When faced with generating a visual representation of information, it's useful to ask the following.

  • What are the important features and patterns I wish to communicate?
  • What are the unimportant features and patterns, and how can I effectively minimize their visual impact? Can I hide them altogether?
  • How dense (or sparse) is my data?
  • What data resolution is required? Can I bin the data, or show summary statistics instead of the data (e.g. min/avg/max)?
  • What is the length scale of significant variation and non-signficant noise?
  • In what media will the figure be shown? How does the resolution of the media compare to the resolution of my data?
  • Do I have the time/energy/motivation to worry about black-and-white reproduction or readers with color blindness?

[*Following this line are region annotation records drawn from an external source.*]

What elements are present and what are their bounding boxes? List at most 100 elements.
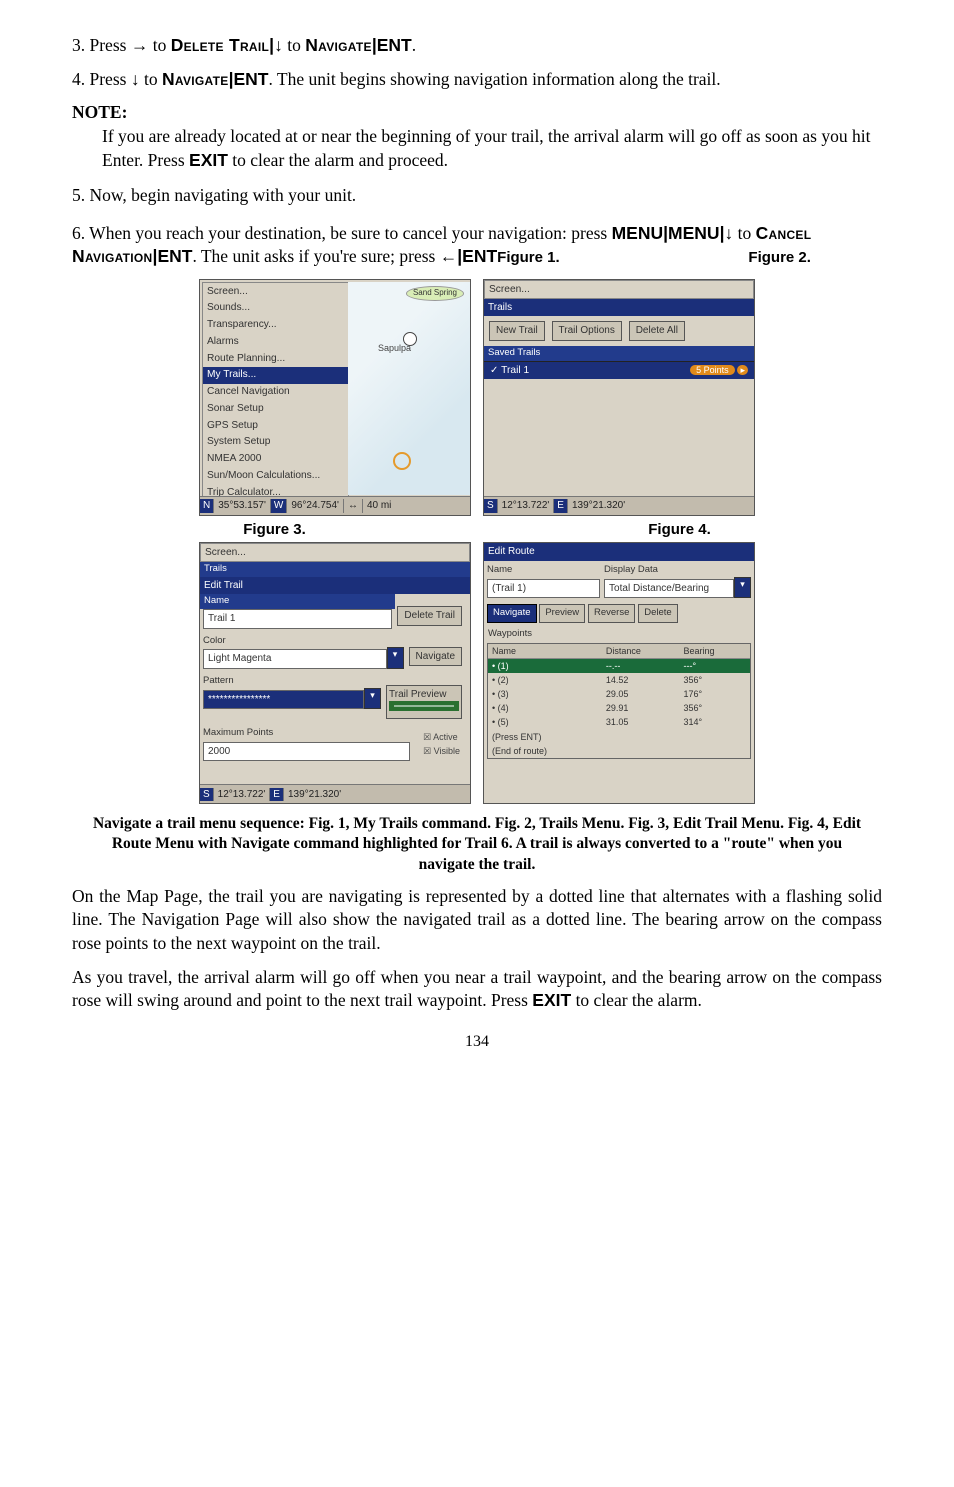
trail-row[interactable]: ✓ Trail 1 5 Points ▸ — [484, 361, 754, 380]
figure-3-label: Figure 3. — [243, 520, 306, 540]
menu-item[interactable]: Transparency... — [203, 317, 348, 334]
preview-button[interactable]: Preview — [539, 604, 585, 623]
menu-item[interactable]: Alarms — [203, 333, 348, 350]
menu-item-screen[interactable]: Screen... — [485, 281, 753, 298]
page-number: 134 — [72, 1031, 882, 1053]
name-label: Name — [487, 564, 600, 577]
route-name-input[interactable]: (Trail 1) — [487, 579, 600, 599]
table-row[interactable]: • (2)14.52356° — [488, 673, 750, 687]
status-lon: 96°24.754' — [287, 499, 344, 513]
main-menu-list[interactable]: Screen...Sounds...Transparency...AlarmsR… — [202, 282, 349, 516]
map-label: Sand Spring — [406, 286, 464, 301]
arrow-icon: ▸ — [737, 365, 748, 375]
key-ent: ENT — [377, 35, 412, 55]
text: to clear the alarm. — [571, 990, 702, 1010]
status-lat: 12°13.722' — [214, 788, 271, 802]
status-lon: 139°21.320' — [568, 499, 629, 513]
cell — [680, 730, 751, 744]
map-background: Sand Spring Sapulpa — [348, 282, 470, 495]
text: 4. Press — [72, 69, 131, 89]
figures-row-1: Sand Spring Sapulpa Screen...Sounds...Tr… — [72, 279, 882, 516]
status-e: E — [554, 499, 568, 513]
text: . The unit begins showing navigation inf… — [268, 69, 720, 89]
pattern-label: Pattern — [203, 675, 381, 688]
cmd-delete-trail: Delete Trail — [171, 35, 269, 55]
key-exit: EXIT — [189, 150, 228, 170]
menu-item[interactable]: GPS Setup — [203, 417, 348, 434]
table-row[interactable]: • (5)31.05314° — [488, 715, 750, 729]
new-trail-button[interactable]: New Trail — [489, 321, 545, 341]
cell: 29.05 — [602, 687, 680, 701]
delete-trail-button[interactable]: Delete Trail — [397, 606, 462, 626]
cell: 356° — [680, 673, 751, 687]
step-4: 4. Press ↓ to Navigate|ENT. The unit beg… — [72, 68, 882, 92]
menu-item[interactable]: Sonar Setup — [203, 400, 348, 417]
note-heading: NOTE: — [72, 101, 882, 125]
cell: (End of route) — [488, 744, 602, 758]
display-data-label: Display Data — [604, 564, 751, 577]
edit-trail-header: Edit Trail — [200, 577, 470, 595]
table-row[interactable]: • (4)29.91356° — [488, 701, 750, 715]
trail-preview-button[interactable]: Trail Preview — [386, 685, 462, 719]
map-marker-icon — [403, 332, 417, 346]
visible-checkbox[interactable]: ☒ Visible — [423, 745, 460, 757]
points-badge: 5 Points — [690, 365, 735, 375]
text: . The unit asks if you're sure; press — [192, 246, 439, 266]
key-ent: ENT — [462, 246, 497, 266]
cmd-navigate: Navigate — [162, 69, 229, 89]
combo-arrow-icon[interactable]: ▾ — [387, 647, 404, 669]
right-arrow-icon: → — [131, 35, 149, 55]
col-bearing: Bearing — [680, 644, 751, 659]
edit-route-header: Edit Route — [484, 543, 754, 561]
color-label: Color — [203, 635, 404, 648]
menu-item[interactable]: Sun/Moon Calculations... — [203, 467, 348, 484]
name-label: Name — [200, 594, 395, 609]
name-input[interactable]: Trail 1 — [203, 609, 392, 629]
cell: • (1) — [488, 658, 602, 673]
cell: • (3) — [488, 687, 602, 701]
active-checkbox[interactable]: ☒ Active — [423, 731, 460, 743]
trail-options-button[interactable]: Trail Options — [552, 321, 622, 341]
status-range: 40 mi — [363, 499, 395, 513]
table-row[interactable]: • (3)29.05176° — [488, 687, 750, 701]
status-bar: S 12°13.722' E 139°21.320' — [200, 784, 470, 803]
menu-item[interactable]: Route Planning... — [203, 350, 348, 367]
pattern-combo[interactable]: **************** — [203, 690, 364, 710]
combo-arrow-icon[interactable]: ▾ — [734, 577, 751, 599]
menu-item[interactable]: NMEA 2000 — [203, 451, 348, 468]
color-combo[interactable]: Light Magenta — [203, 649, 387, 669]
navigate-button[interactable]: Navigate — [409, 647, 462, 667]
menu-item[interactable]: System Setup — [203, 434, 348, 451]
menu-item[interactable]: Screen... — [203, 283, 348, 300]
table-row[interactable]: • (1)--.-----° — [488, 658, 750, 673]
display-data-combo[interactable]: Total Distance/Bearing — [604, 579, 734, 599]
max-points-label: Maximum Points — [203, 727, 410, 740]
waypoints-table[interactable]: NameDistanceBearing • (1)--.-----°• (2)1… — [488, 644, 750, 758]
key-exit: EXIT — [532, 990, 571, 1010]
status-e: E — [270, 788, 284, 802]
table-row[interactable]: (Press ENT) — [488, 730, 750, 744]
down-arrow-icon: ↓ — [274, 35, 283, 55]
para-2: As you travel, the arrival alarm will go… — [72, 966, 882, 1013]
menu-item-screen[interactable]: Screen... — [201, 544, 469, 561]
cell: (Press ENT) — [488, 730, 602, 744]
cell — [680, 744, 751, 758]
key-ent: ENT — [233, 69, 268, 89]
menu-item[interactable]: My Trails... — [203, 367, 348, 384]
combo-arrow-icon[interactable]: ▾ — [364, 688, 381, 710]
reverse-button[interactable]: Reverse — [588, 604, 635, 623]
table-row[interactable]: (End of route) — [488, 744, 750, 758]
delete-button[interactable]: Delete — [638, 604, 677, 623]
key-menu: MENU — [612, 223, 664, 243]
cell — [602, 744, 680, 758]
para-1: On the Map Page, the trail you are navig… — [72, 885, 882, 956]
cell: 356° — [680, 701, 751, 715]
max-points-input[interactable]: 2000 — [203, 742, 410, 762]
delete-all-button[interactable]: Delete All — [629, 321, 685, 341]
navigate-button[interactable]: Navigate — [487, 604, 537, 623]
text: to — [283, 35, 305, 55]
step-5: 5. Now, begin navigating with your unit. — [72, 184, 882, 208]
figure-2-label: Figure 2. — [748, 249, 811, 266]
menu-item[interactable]: Sounds... — [203, 300, 348, 317]
menu-item[interactable]: Cancel Navigation — [203, 384, 348, 401]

Even if the answers to these questions seem obvious to you, they help emphasize the purpose of the figure. Sometimes authors confuse the notion of "showing all data" with "sending a clear message" — it is unlikely that readers actually want to see all your data. It is better to send a clear message and not show the data, then show the data and hope the reader will arrive at the right conclusion.

A comparison of ancestral crucifer genome with three modern species. (797 x 251)
A comparison of an ancestral crucifer genome to that of three modern species. The panel on the right is a prototype 3-way comparison, with links relating positions on two modern crucifer genomes that have the same corresponding source in the ancestral genome.

How Circos Helps

it makes you think

One of the ways in which Circos helps is that it slows you down. Circos requires that you think about your data and design its layout before you write the configuration file (there is no interactive interface). This initial process of reflection can be both short and extremely productive in helping focusing your message.

it makes visual experimentation easy

Once you have written your configuration file, it is easy to hide elements, adjust scale (either globally or locally — a unique feature), or apply a different format to your data (visibility, opacity, shape, color and even position) based on dynamic rules.

In other words, you can generate a variety of figures without adjusting either the input data or signficant portions of the configuration file. Using dynamic rules, you can draw focus to data positions and/or values — these rules will apply to whatever the input data set is. For example, a single rule can color green all the glyphs in a scatter plot associated with a value of >0.5.

Because the configuration can be composed of multiple files, you can mix-and-match configuration blocks. This is very helpful when your configuration is largely fixed (data domain, position of tracks and ticks) with minor changes (min/max values of axes, zoom levels, etc).

Circos is perfect for data analysis environments in which data is processed in a multi-step pipeline (typically using multiple analysis tools). It can therefore be inserted into the pipeline to produce one (or more figures) automatically.

Depiction of the MLL recombinome of acute leukemias. (900 x 305)
Complex rearrangements of MLL in acute leukemias. These images are part of a poster that accompanies the publication of the MLL recombinome (C. Meyer et al., Leukemia 23, 1490 (Aug, 2009).

it emphasizes patterns in connections

The circular layout is ideal for showing how different positions within your data domain relate to one another. This relationship can be quantitative (e.g. similarity) or binary (e.g. is/isn't connected). Circos was initially designed to emphasize these kinds of relationships and therefore has many helpful features in fully illustrating these relationships.

By allowing you to adjust the thickness of the ribbons that represent relationships, the progression and orientation of the circular segments, and apply twists to the ribbons to indicate the orientation of the link, you can clearly show a large number of connections between data points (or positions) without exhausting the capacity of the reader.